Marian shared the document with several colleagues, one of whom reported it to the university authorities. When questioned, he placed the document on the table and declared his intention to send it to the Central Committee of the Communist Party of the Soviet Union. After reading the program, Aleksey Kirichenko, First Secretary of the Communist Party of Ukraine, instructed the KGB to investigate Marian. On 4 January 1957, he was expelled and subsequently arrested on charges of counter-revolutionary and anti-socialist activities. Despite advocating for the reform of the communist system rather than its overthrow, he was sentenced on 25 April 1957 to five years of forced labor in Mordovia, in the Russian SFSR. During his imprisonment, he participated in a strike and formed friendships with Ukrainian prisoners. He was released in 1962.

===Life after release===
Following his release, Marian studied at the Maxim Gorky Literature Institute and was employed by the magazine Cultura Moldovei. He later claimed that he had been helped by Andrei Lupan and Petrea Cruceniuc to get employed. He later worked as a screenwriter at Moldova-Film and published several poetry collections. In 1990, he was rehabilitated. He became involved in Moldova's independence movement from the Soviet Union and worked as a journalist at Moldova Suverană until 2009.
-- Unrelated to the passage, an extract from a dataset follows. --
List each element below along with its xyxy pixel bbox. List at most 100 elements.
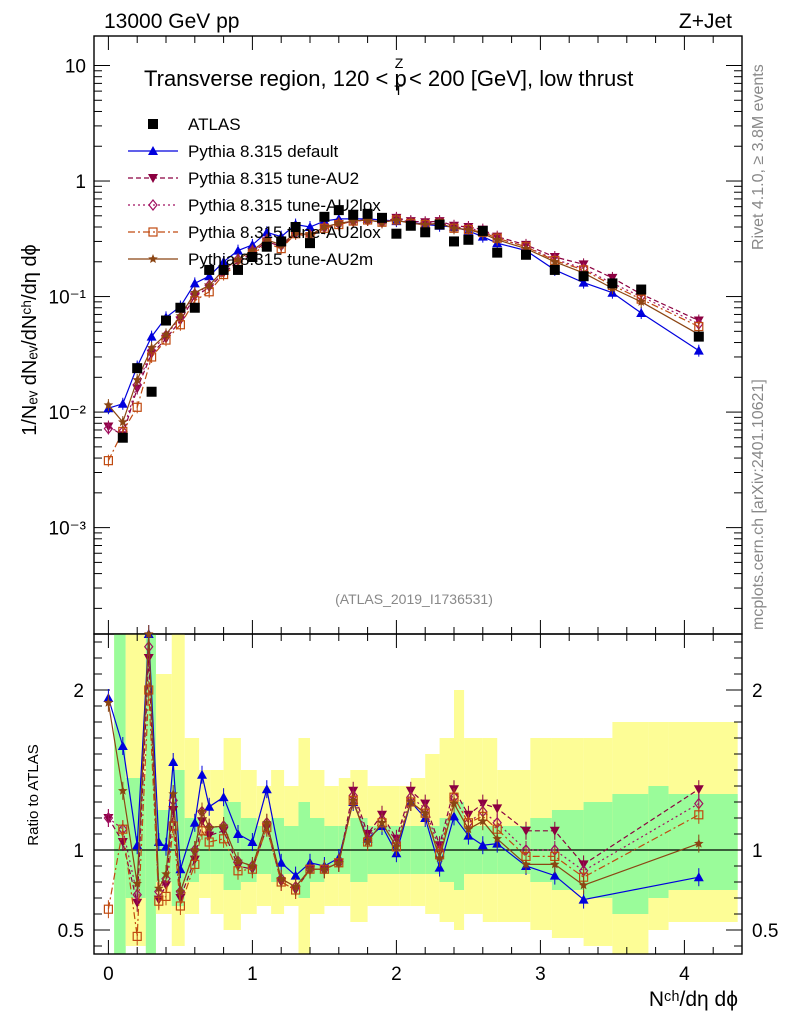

===Political views and opinions===
Marian is a critic of the pro-Romanian intellectual elite in Moldova. In 2011, he criticized Chișinău mayor Dorin Chirtoacă and the pro-European government, claiming that "it is worse than under the Romanians – at least they did not pretend to be democrats". Although he admires Romanian culture and has translated works by Mihai Eminescu, Vasile Alecsandri, and George Coșbuc into Russian, Marian opposes the unification of Moldova and Romania. He believes Moldova should remain an independent, multinational state.

He has clashed repeatedly with the leadership of the Writers' Union of Moldova, especially with Nicolae Dabija, whom he labeled a Russophobe, due to their pro-Romanian position, accusing them of hypocrisy. Marian claims that while he was imprisoned in the Gulag, they were praising the Soviet regime. He also argues that the Tsarist annexation of Bessarabia in 1812 saved the Moldovan people from the Ottoman Empire.

In an article on Ava.md, Marian asserted that while "Moldovan" and Romanian are the same language, he prefers the term "Moldovan" to emphasize Moldova's independence achieved in 1991. He advocates for replacing the "History of the Romanians" curriculum with "History of Moldova" and likens Moldova–Romania relations to those between Austria and Germany, Mexico and Spain, or Canada and the United States, though he believes constructive relations are impossible while Romania seeks "Anschluss".

Marian supported the 2014 Gagauz referendum and argued against Moldova's integration into the European Union, which he considers a "new Soviet Union," and against the "Romanianization" of Moldova, warning against a "Moldovan Maidan".

Since the 2014 Euromaidan and Ukrainian revolution, which he opposed, Marian has not visited Ukraine. In a 2024 interview with the Russian site Literaturnaya Gazeta, on the occasion of his 90th birthday, he explained that his relations with Ukrainian writers had worsened because of Maidan.